Alright, so this might be a little bit abstract (or maybe completely obvious?), but it would be interesting to get an opinion nonetheless.

  1. Does it make any sense to plot this?
  2. if question 1 == TRUE, how would I go about it? What am I looking for?

Let's say I have two one-dimensional data frames.

df1 <- data.frame(a = 0, b = 0, c = 1, d = 1)
df2 <- data.frame(a = 0, b = 1, c = 1, d = 0)

In words (since I have no idea how to do this):
I'd like to visualise how each value in df 1matches the values in df2, and vice versa. E.g. if df1["a"] == df2["a"] add something to the plot. If they are unequal, add something else that displays if either df1 or df2 was 1 or 0.

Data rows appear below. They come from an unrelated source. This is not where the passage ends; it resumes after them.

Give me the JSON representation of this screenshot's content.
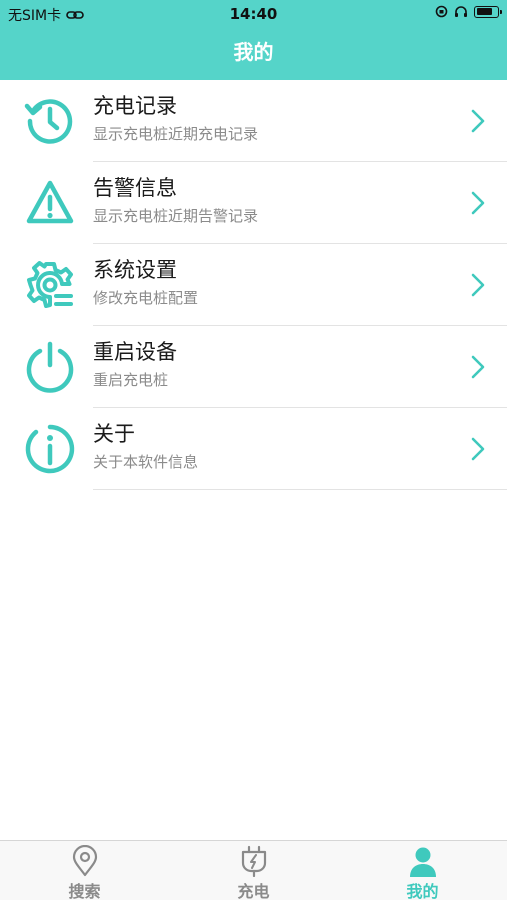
{
  "status_bar": {
    "carrier": "无SIM卡",
    "time": "14:40",
    "battery_level": 0.8
  },
  "nav": {
    "title": "我的"
  },
  "menu": [
    {
      "icon": "history-icon",
      "title": "充电记录",
      "subtitle": "显示充电桩近期充电记录"
    },
    {
      "icon": "warning-icon",
      "title": "告警信息",
      "subtitle": "显示充电桩近期告警记录"
    },
    {
      "icon": "settings-gear-icon",
      "title": "系统设置",
      "subtitle": "修改充电桩配置"
    },
    {
      "icon": "power-icon",
      "title": "重启设备",
      "subtitle": "重启充电桩"
    },
    {
      "icon": "info-icon",
      "title": "关于",
      "subtitle": "关于本软件信息"
    }
  ],
  "tabbar": {
    "active_index": 2,
    "tabs": [
      {
        "icon": "location-pin-icon",
        "label": "搜索"
      },
      {
        "icon": "charging-plug-icon",
        "label": "充电"
      },
      {
        "icon": "user-icon",
        "label": "我的"
      }
    ]
  },
  "colors": {
    "accent": "#55d4c9",
    "icon_teal": "#3fc9bd",
    "inactive": "#8a8a8a"
  }
}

My initial thought was something in the lines of a geom_point() plot using the size argument for matches, but I guess that would just cluster the values at 0 and 1, unless I'm able to somehow set the x and y axes to a, b, c and d?

Thank you!


It's possible to do exactly as you describe, to set the x axes to categorical variables of a, b, c, and d.

library(ggrepel) # handy for placing data labels

df1 <- data.frame(a = 0, b = 0, c = 1, d = 1)
df2 <- data.frame(a = 0, b = 1, c = 1, d = 0)

combo <- 
  rbind(df1, df2) %>%
  rowid_to_column(var = "source") %>%
  # This will put it into a tidy format
  gather(category, value, a:d)

combo %>% 
  # ...but for this particular case it helps to spread by data source
  spread(source, value) %>%
  ggplot(aes(`1`, `2`, label = category)) + 
    geom_point() +